In the past few years, several tyrosine kinase inhibitors (TKIs), including nilotinib, dasatinib and sorafenib were investigated for use in treating imatinib- or sunitinib-resistant GIST. We evaluated the inhibitory efficacy of nilotinib against GIST xenograft lines (GK1X, GK2X and GK3X) and imatinib-resistant GIST cell lines (GK1C-IR and GK3C-IR). These survival assays demonstrated that nilotinib inhibited the proliferation of both the xenograft lines and imatinib-resistant cell lines. Moerover, to investigate the antitumor effect of nilotinib in vivo, we have tried for imatinib-resistant GIST xenografts. Imatinib resistant GIST cell lines (GK1C-IR and GK3C-IR) were prepared and expanded, and 2×106 cells were transplanted into the back of SCID (C.B-17/IcrHsd-Prkdc scid) mice (each 10 mice). However, cells did not grow in mice, we could not acquire imatinib-resistant GIST xenografts. In many other studies, it has not yet been reported for imatinib resistant GIST cell lines in vivo drug assay [33],[37],[38]. Future, the establishment of in vivo model and validation of the antitumor effect of nilotinib are required.
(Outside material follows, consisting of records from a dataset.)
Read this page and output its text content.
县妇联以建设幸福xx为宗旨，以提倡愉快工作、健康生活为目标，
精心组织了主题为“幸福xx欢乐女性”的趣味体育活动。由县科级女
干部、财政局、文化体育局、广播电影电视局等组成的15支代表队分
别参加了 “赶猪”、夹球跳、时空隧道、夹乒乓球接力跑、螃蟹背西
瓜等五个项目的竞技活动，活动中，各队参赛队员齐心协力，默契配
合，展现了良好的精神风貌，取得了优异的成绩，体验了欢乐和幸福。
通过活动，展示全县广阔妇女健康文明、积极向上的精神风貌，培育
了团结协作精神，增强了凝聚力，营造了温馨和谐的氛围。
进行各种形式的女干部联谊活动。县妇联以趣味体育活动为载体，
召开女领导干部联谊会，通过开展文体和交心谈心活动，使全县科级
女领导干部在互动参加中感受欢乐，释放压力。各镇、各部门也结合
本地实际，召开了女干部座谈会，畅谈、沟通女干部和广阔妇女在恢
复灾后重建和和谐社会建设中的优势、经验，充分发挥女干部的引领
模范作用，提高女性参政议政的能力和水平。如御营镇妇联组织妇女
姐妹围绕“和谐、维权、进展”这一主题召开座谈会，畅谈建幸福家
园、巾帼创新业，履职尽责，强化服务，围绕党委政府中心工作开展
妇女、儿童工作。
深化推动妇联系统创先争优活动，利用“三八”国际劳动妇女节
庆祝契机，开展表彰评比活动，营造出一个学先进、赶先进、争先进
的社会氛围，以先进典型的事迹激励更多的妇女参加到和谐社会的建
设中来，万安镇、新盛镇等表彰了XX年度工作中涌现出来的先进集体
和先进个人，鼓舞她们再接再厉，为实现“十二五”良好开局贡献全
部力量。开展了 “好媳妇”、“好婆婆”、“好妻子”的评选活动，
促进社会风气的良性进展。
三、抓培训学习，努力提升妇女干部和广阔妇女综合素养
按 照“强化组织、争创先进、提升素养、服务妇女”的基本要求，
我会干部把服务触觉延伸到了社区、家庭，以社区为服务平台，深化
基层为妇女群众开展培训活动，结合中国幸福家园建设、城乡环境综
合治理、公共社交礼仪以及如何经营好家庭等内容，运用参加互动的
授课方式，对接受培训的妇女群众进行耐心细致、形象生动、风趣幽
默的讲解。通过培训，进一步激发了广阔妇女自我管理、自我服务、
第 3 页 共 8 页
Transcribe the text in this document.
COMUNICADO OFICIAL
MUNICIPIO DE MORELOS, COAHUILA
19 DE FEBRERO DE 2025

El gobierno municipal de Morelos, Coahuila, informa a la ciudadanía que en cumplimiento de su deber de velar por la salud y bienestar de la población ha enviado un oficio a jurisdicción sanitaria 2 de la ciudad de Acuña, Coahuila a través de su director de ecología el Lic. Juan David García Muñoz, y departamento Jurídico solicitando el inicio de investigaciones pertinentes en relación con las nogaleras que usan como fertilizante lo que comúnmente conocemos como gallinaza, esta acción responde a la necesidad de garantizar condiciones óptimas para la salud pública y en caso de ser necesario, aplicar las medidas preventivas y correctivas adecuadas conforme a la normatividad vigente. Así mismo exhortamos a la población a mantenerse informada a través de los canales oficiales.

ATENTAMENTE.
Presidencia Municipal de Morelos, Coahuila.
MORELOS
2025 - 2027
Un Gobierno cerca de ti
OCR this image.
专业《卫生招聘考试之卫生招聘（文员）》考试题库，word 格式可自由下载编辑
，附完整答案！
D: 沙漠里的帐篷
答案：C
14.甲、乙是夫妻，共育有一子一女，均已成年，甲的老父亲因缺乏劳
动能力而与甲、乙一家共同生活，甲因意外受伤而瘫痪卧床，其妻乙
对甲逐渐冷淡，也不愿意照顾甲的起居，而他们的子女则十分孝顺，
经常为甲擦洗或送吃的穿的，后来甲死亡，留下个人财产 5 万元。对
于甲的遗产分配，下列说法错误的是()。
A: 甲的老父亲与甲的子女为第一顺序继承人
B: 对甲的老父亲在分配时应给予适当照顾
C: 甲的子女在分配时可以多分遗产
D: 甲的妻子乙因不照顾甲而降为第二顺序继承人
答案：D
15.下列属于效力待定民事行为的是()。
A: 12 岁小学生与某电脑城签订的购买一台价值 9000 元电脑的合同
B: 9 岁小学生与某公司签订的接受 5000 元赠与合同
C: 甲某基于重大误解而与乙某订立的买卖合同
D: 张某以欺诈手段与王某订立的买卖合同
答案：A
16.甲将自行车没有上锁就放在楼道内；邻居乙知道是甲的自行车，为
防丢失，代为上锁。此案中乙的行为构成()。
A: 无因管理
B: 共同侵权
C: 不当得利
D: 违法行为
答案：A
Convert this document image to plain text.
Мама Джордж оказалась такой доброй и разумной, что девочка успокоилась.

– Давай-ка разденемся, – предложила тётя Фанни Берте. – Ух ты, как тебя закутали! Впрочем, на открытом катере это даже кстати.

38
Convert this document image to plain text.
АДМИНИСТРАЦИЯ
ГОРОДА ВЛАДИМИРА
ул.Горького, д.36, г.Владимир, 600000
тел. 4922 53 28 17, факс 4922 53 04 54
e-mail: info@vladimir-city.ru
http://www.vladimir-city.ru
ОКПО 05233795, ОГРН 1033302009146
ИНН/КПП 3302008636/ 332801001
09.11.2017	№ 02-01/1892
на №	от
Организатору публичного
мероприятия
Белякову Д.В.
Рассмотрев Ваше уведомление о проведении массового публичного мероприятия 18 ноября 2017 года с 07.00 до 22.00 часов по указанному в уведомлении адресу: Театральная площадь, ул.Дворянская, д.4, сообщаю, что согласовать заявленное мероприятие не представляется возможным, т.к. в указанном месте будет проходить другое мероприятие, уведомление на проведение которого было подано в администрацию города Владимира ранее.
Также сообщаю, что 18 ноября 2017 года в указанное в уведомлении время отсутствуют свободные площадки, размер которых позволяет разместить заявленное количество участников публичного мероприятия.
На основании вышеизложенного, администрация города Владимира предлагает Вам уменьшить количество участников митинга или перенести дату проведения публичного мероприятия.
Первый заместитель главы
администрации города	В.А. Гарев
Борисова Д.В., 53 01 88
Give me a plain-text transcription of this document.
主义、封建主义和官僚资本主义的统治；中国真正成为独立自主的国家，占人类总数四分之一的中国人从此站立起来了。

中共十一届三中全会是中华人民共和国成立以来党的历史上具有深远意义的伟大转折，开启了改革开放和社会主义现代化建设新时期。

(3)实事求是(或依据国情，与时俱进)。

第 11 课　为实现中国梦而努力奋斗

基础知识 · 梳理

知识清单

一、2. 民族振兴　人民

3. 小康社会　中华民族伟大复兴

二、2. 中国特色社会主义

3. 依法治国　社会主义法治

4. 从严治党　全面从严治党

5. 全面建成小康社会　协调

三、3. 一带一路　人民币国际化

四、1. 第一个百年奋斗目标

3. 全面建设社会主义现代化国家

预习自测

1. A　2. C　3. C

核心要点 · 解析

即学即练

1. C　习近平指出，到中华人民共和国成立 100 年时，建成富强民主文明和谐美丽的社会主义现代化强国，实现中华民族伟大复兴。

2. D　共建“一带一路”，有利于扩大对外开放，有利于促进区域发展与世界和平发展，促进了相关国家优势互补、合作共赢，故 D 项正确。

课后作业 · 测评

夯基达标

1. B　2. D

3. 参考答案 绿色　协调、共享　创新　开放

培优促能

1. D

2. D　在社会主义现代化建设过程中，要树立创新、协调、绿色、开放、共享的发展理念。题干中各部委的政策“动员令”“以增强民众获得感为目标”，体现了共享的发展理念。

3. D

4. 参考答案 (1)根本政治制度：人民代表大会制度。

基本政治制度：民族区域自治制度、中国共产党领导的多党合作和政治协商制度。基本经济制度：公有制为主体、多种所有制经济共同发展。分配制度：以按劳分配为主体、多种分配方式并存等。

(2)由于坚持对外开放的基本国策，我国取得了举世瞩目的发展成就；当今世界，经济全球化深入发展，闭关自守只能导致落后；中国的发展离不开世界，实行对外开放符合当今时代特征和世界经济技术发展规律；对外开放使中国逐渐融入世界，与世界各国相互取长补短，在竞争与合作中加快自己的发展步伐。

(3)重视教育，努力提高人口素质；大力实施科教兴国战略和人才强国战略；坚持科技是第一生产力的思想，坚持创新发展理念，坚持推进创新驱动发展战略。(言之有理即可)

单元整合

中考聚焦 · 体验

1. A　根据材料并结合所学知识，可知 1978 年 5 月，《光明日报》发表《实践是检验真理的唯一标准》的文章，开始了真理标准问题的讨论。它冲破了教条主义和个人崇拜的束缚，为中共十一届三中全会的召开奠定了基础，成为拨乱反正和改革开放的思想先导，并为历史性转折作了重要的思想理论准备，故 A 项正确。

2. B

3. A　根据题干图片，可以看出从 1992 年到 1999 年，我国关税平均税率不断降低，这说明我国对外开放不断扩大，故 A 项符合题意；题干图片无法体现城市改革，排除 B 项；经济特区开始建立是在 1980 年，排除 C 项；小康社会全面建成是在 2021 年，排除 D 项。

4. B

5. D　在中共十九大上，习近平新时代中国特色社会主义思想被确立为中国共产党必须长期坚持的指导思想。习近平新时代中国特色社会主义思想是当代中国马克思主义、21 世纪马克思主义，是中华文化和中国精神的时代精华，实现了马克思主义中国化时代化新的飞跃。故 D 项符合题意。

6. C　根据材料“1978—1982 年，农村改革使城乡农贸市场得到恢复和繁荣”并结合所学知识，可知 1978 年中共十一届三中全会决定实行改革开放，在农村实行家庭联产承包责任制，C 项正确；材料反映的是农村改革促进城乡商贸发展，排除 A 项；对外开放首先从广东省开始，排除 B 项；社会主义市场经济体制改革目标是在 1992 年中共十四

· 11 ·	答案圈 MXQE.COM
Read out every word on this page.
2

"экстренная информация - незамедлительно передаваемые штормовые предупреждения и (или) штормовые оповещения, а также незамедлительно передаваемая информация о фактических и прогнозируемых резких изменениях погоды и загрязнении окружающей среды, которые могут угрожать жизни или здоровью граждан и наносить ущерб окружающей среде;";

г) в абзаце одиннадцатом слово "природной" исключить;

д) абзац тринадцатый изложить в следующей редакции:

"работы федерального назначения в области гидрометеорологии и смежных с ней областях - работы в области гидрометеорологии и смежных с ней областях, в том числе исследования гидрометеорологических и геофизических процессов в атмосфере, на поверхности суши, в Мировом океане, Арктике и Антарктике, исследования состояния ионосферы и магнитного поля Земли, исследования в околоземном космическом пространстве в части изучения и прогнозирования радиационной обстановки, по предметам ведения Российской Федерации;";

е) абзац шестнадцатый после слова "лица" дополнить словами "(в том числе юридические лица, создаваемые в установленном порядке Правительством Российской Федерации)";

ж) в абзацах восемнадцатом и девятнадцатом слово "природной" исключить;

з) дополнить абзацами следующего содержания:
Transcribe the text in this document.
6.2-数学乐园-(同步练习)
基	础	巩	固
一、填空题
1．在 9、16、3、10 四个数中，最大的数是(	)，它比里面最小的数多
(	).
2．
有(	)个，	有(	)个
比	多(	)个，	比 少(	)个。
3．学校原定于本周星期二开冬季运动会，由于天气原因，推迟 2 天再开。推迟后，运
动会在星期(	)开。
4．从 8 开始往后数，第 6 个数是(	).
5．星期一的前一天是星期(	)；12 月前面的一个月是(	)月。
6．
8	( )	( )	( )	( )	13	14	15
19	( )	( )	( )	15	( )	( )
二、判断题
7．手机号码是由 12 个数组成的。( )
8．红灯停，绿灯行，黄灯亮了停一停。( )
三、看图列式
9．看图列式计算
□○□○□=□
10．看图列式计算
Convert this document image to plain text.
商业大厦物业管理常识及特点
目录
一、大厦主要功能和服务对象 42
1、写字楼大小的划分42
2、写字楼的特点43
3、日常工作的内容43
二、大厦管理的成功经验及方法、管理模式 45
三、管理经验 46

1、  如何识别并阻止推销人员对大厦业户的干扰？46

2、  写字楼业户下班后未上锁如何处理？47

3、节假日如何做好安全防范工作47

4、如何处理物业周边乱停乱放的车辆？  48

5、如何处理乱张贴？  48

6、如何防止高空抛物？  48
ENESTg1 (evaluating Nilotinib Efficacy and Safety in Clinical Trials Versus Imatinib in Adult Patients With Unresectable and/or Metastatic GIST) Phase III study, the clinical utility of nilotinib did not demonstrate the superiority of Tasigna over imatinib. On the basis of the trial results, nilotinib is not generally recommended for GIST therapy. Nevertheless, this new TKI may merit to patients with high risk GIST or imatinib-resistant GIST.